Rien ne nous retenait plus à Bi-Sutoun, nous avions complété, dans cette partie de la Perse, la collection de travaux qui nous était indiquée par nos instructions. Nous pensâmes à retourner à Ispahan. Le 19 donc, nous levâmes notre camp et partîmes pour Sahnèh. L'aurore commençait à poindre quand nous montâmes à cheval. Après avoir traversé le Gamasiàh et être descendus dans les prairies qui précèdent les marécages dangereux de la vallée, nous nous trouvâmes au milieu d'une grande caravane encore endormie. C'étaient des pèlerins qui se rendaient à Bagdad et à Kerbelah, avec plusieurs mules chargées de corps embaumés qu'on allait déposer en terre sainte.

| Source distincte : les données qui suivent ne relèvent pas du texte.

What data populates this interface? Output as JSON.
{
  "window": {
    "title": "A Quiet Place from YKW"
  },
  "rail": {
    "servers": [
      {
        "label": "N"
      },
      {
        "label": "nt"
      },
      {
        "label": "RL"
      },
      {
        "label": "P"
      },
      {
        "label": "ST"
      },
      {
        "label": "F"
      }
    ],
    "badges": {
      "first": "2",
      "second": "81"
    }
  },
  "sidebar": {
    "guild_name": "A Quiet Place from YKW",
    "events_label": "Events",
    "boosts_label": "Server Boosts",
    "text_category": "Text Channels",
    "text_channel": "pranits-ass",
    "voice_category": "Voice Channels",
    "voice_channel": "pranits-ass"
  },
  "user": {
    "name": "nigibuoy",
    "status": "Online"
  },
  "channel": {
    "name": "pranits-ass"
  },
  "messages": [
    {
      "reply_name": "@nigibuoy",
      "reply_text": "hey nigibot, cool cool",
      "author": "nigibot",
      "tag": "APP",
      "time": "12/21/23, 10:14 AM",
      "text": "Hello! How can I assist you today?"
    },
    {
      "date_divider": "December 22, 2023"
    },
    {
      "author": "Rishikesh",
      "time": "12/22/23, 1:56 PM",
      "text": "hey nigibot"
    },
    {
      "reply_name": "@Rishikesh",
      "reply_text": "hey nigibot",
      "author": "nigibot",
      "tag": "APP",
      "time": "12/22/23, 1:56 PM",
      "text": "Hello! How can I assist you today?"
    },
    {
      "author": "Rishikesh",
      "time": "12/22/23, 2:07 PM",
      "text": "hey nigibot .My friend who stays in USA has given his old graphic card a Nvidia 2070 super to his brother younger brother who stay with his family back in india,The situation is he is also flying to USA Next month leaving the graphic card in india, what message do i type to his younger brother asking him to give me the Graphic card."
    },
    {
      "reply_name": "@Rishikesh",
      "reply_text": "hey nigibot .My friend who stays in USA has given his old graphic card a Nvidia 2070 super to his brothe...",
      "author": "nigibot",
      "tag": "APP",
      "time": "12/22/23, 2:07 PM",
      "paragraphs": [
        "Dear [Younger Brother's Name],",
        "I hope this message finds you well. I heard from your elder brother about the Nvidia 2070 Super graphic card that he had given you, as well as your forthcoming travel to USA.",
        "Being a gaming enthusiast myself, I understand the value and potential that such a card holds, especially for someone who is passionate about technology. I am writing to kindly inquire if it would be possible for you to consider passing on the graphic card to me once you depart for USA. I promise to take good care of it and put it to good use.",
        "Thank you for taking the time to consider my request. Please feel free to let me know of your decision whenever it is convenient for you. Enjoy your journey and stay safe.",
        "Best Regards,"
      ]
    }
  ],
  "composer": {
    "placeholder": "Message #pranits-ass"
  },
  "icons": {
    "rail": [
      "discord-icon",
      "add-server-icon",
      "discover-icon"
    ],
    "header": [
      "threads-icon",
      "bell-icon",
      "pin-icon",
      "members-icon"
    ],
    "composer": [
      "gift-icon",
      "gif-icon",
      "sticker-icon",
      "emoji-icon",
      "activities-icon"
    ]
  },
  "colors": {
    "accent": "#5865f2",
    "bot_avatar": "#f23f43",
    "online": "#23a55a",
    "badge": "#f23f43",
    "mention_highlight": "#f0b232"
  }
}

Cette fois, nous traversâmes plus facilement les marais, grâce aux chaleurs de la saison qui avaient diminué la masse des eaux.

De Sahnèh, nous allâmes à Kingavar. Il faisait à peine jour, quand nous nous engageâmes dans la montagne qu'il fallait franchir en sortant de Sahnèh. A des indices que nos goulâms connaissaient bien, ils nous dirent de nous arrêter pour attendre nos muletiers. Ils avaient aperçu, dans les demi-ténèbres qui couvraient encore les gorges entre lesquelles nous marchions, des mouvements d'hommes qui leur paraissaient suspects. Nous suivîmes leur conseil, mais nous ne fûmes point inquiétés, et nous arrivâmes sans accident à Kingavar à neuf heures du matin.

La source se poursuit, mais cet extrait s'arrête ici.